Monday, February 09, 2015

What Happened and What's Going On

The Walking Dead returned for the back half of its fifth season with an episode that's likely to please some viewers and enrage others. I'm a bit torn in my reaction.

On the one hand, they really told a story in which character was vital. Tyreese was really the only character on the show they could have told this story with. None of the other characters who have so many demons in their pasts continue to be haunted and tormented by them. The return of so many specters was not just fun fan service, but really fed into an interesting and poetic death for Tyreese. And amazingly, four years into the show, they haven't really done a death like this. We've seen "death comes quickly and you just gotta keep going." We've seen "how death affects the survivors." But we haven't really seen an exploration of "death from the perspective of the dying." It was interesting, and it worked.

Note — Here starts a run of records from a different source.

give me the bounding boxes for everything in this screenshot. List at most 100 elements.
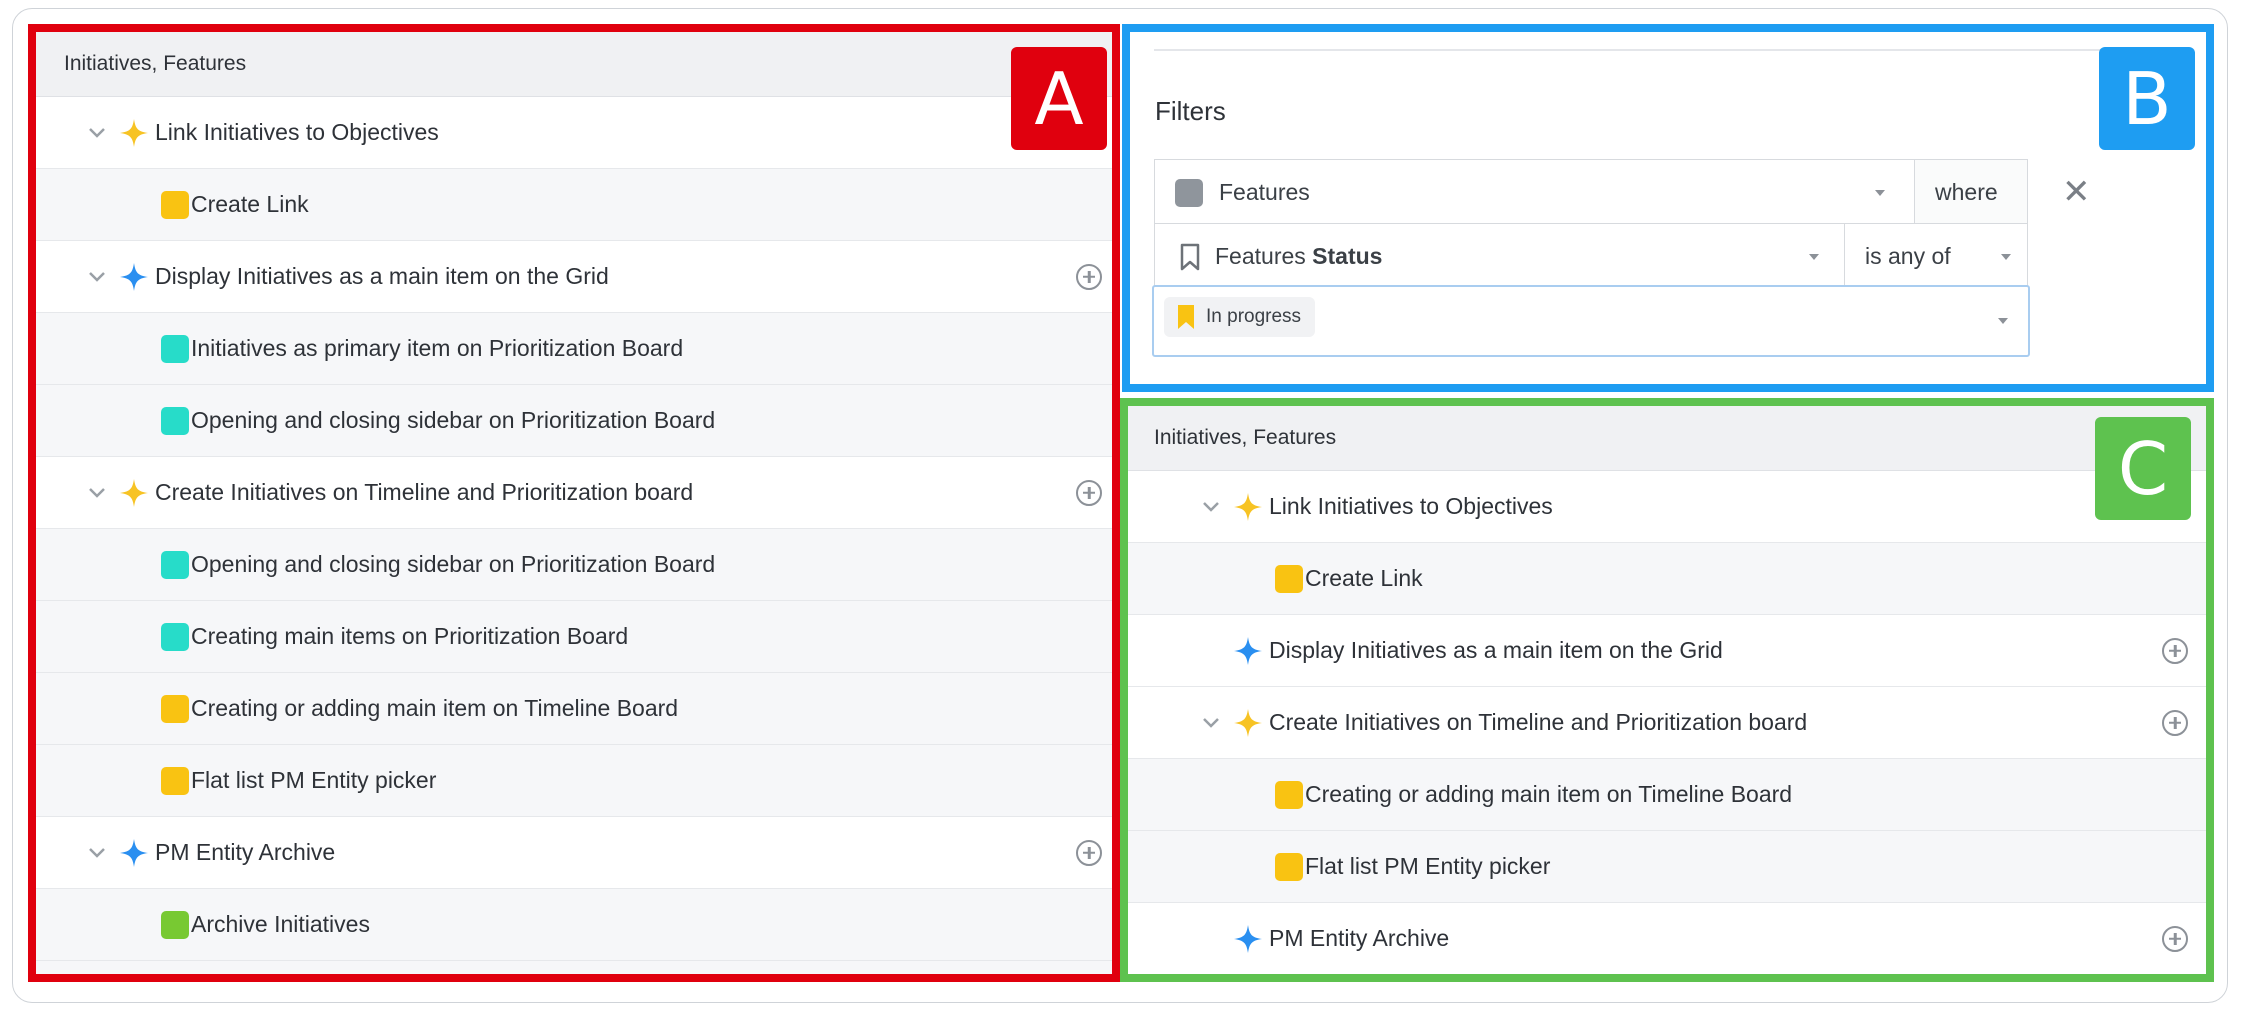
tree-row-feature[interactable]: Create Link [1128, 543, 2206, 615]
tree-header: Initiatives, Features [36, 32, 1112, 97]
add-child-icon[interactable] [1076, 263, 1102, 290]
dropdown-caret-icon [1998, 318, 2008, 324]
initiative-star-icon [120, 118, 148, 147]
row-label: PM Entity Archive [155, 839, 336, 865]
row-label: Creating main items on Prioritization Bo… [191, 623, 629, 649]
entity-select[interactable]: Features [1154, 159, 1916, 225]
row-label: Link Initiatives to Objectives [155, 119, 439, 145]
initiative-star-icon [1234, 924, 1262, 953]
feature-status-square-icon [161, 766, 189, 795]
chevron-down-icon[interactable] [84, 480, 110, 506]
add-child-icon[interactable] [1076, 839, 1102, 866]
row-label: Display Initiatives as a main item on th… [1269, 637, 1723, 663]
bookmark-icon [1180, 243, 1200, 271]
initiative-star-icon [120, 838, 148, 867]
feature-status-square-icon [161, 334, 189, 363]
add-child-icon[interactable] [2162, 709, 2188, 736]
tree-row-feature[interactable]: Create Link [36, 169, 1112, 241]
dropdown-caret-icon [1809, 254, 1819, 260]
panel-c-tree: Initiatives, Features Link Initiatives t… [1120, 398, 2214, 982]
field-prefix: Features [1215, 243, 1306, 269]
dropdown-caret-icon [2001, 254, 2011, 260]
panel-b-badge: B [2099, 47, 2195, 150]
field-name: Status [1312, 243, 1383, 269]
row-label: Creating or adding main item on Timeline… [1305, 781, 1793, 807]
chevron-down-icon[interactable] [1198, 710, 1224, 736]
row-label: Creating or adding main item on Timeline… [191, 695, 679, 721]
panel-a-tree: Initiatives, Features Link Initiatives t… [28, 24, 1120, 982]
chevron-down-icon[interactable] [84, 264, 110, 290]
where-label-box: where [1914, 159, 2028, 225]
initiative-star-icon [1234, 708, 1262, 737]
row-label: Opening and closing sidebar on Prioritiz… [191, 407, 716, 433]
row-label: Flat list PM Entity picker [191, 767, 437, 793]
initiative-star-icon [1234, 636, 1262, 665]
status-value-select[interactable]: In progress [1152, 285, 2030, 357]
feature-status-square-icon [161, 550, 189, 579]
feature-status-square-icon [1275, 564, 1303, 593]
tree-row-feature[interactable]: Creating main items on Prioritization Bo… [36, 601, 1112, 673]
row-label: Opening and closing sidebar on Prioritiz… [191, 551, 716, 577]
panel-a-badge: A [1011, 47, 1107, 150]
row-label: Create Link [1305, 565, 1423, 591]
tree-row-feature[interactable]: Creating or adding main item on Timeline… [1128, 759, 2206, 831]
feature-status-square-icon [161, 190, 189, 219]
row-label: Link Initiatives to Objectives [1269, 493, 1553, 519]
row-label: Flat list PM Entity picker [1305, 853, 1551, 879]
feature-status-square-icon [161, 694, 189, 723]
tree-row-feature[interactable]: Creating or adding main item on Timeline… [36, 673, 1112, 745]
panel-b-filters: Filters Features where ✕ Features Status… [1122, 24, 2214, 392]
tree-row-initiative[interactable]: Create Initiatives on Timeline and Prior… [36, 457, 1112, 529]
feature-status-square-icon [1275, 780, 1303, 809]
tree-row-initiative[interactable]: PM Entity Archive [1128, 903, 2206, 974]
feature-status-square-icon [161, 910, 189, 939]
row-label: Initiatives as primary item on Prioritiz… [191, 335, 684, 361]
initiative-star-icon [120, 262, 148, 291]
tree-row-feature[interactable]: Archive Initiatives [36, 889, 1112, 961]
feature-status-square-icon [1275, 852, 1303, 881]
row-label: Create Link [191, 191, 309, 217]
tree-row-feature[interactable]: Flat list PM Entity picker [1128, 831, 2206, 903]
chevron-down-icon[interactable] [84, 120, 110, 146]
row-label: Display Initiatives as a main item on th… [155, 263, 609, 289]
tree-row-initiative[interactable]: Display Initiatives as a main item on th… [36, 241, 1112, 313]
tree-row-initiative[interactable]: Create Initiatives on Timeline and Prior… [1128, 687, 2206, 759]
feature-status-square-icon [161, 406, 189, 435]
field-select-value: Features Status [1215, 243, 1382, 270]
initiative-star-icon [120, 478, 148, 507]
status-chip-label: In progress [1206, 306, 1302, 327]
chevron-down-icon[interactable] [84, 840, 110, 866]
field-select[interactable]: Features Status [1154, 223, 1846, 289]
panel-c-badge: C [2095, 417, 2191, 520]
operator-select[interactable]: is any of [1844, 223, 2028, 289]
entity-square-icon [1175, 179, 1203, 207]
tree-row-feature[interactable]: Initiatives as primary item on Prioritiz… [36, 313, 1112, 385]
tree-row-feature[interactable]: Opening and closing sidebar on Prioritiz… [36, 529, 1112, 601]
feature-status-square-icon [161, 622, 189, 651]
add-child-icon[interactable] [2162, 637, 2188, 664]
filters-title: Filters [1155, 96, 1226, 126]
tree-row-initiative[interactable]: PM Entity Archive [36, 817, 1112, 889]
entity-select-value: Features [1219, 179, 1310, 205]
tree-row-initiative[interactable]: Display Initiatives as a main item on th… [1128, 615, 2206, 687]
tree-header: Initiatives, Features [1128, 406, 2206, 471]
tree-row-feature[interactable]: Opening and closing sidebar on Prioritiz… [36, 385, 1112, 457]
add-child-icon[interactable] [2162, 925, 2188, 952]
where-label: where [1935, 179, 1998, 205]
operator-select-value: is any of [1865, 243, 1951, 269]
initiative-star-icon [1234, 492, 1262, 521]
tree-row-feature[interactable]: Flat list PM Entity picker [36, 745, 1112, 817]
row-label: Create Initiatives on Timeline and Prior… [1269, 709, 1808, 735]
status-chip[interactable]: In progress [1164, 297, 1316, 337]
chevron-down-icon[interactable] [1198, 494, 1224, 520]
row-label: PM Entity Archive [1269, 925, 1450, 951]
tree-row-initiative[interactable]: Link Initiatives to Objectives [1128, 471, 2206, 543]
add-child-icon[interactable] [1076, 479, 1102, 506]
tree-row-initiative[interactable]: Link Initiatives to Objectives [36, 97, 1112, 169]
row-label: Create Initiatives on Timeline and Prior… [155, 479, 694, 505]
dropdown-caret-icon [1875, 190, 1885, 196]
divider [1154, 49, 2124, 51]
row-label: Archive Initiatives [191, 911, 370, 937]
bookmark-icon [1178, 305, 1194, 329]
close-icon[interactable]: ✕ [2062, 175, 2091, 209]
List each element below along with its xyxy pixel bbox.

But, because Tyreese was the logical character for such a story, it felt to me like the writers were maybe putting the cart before the horse here. They decided to tell this sort of story, and then decided to kill Tyreese to do it. I have a hard time seeing how Tyreese's death is going to help push the long-term narrative forward. (They'd already lost Beth. Characters were already changed by that, such as Michonne, who suddenly wanted to settle down.) Sure, it made for a need bait-and-switch where the funeral at the start of the episode turned out not to be the one we assumed it was... but that seems awfully capricious.

They also had to have Tyreese make rookie mistakes to die in such a manner. In the group I watched the episode with, at least one person simply couldn't get past how dumb Tyreese was to get caught with his pants down so thoroughly -- not when he had been so cautious entering the house, not when he knew there was still at least one Walker in there. It almost felt like "Suicide by Zombie," and perhaps given the content of some of Tyreese's hallucinations, maybe it should have been that, directly. That might have been a stronger exit for the character.

But he did at least exit in one of the series' most visually striking episodes. It's interesting to me that in a show based on a comic book, featuring many of the plotlines from that comic book, that The Walking Dead hasn't really ever experimented with looking like a comic book. Last night it did, in a big way. Camera angles looked considered and composed, and were often evocative of comic layouts, right down to leaving large spaces near characters' heads for "speech bubbles." This style was not just evident in Tyreese's feverish visions, either, but in straight-up real world scenes too, like Tyreese's conversation with Noah in the van, early in the episode. I certainly don't think the series would want to regularly play around with the blown-out, "old photo" gags, or get too liberal with its use of slow motion. But it could certainly stay more in this visual space.

I think I'd call the episode a B. It didn't leave me itching for what's next, but it did feel to me like it at least stopped the slide that had begun in the last few episodes.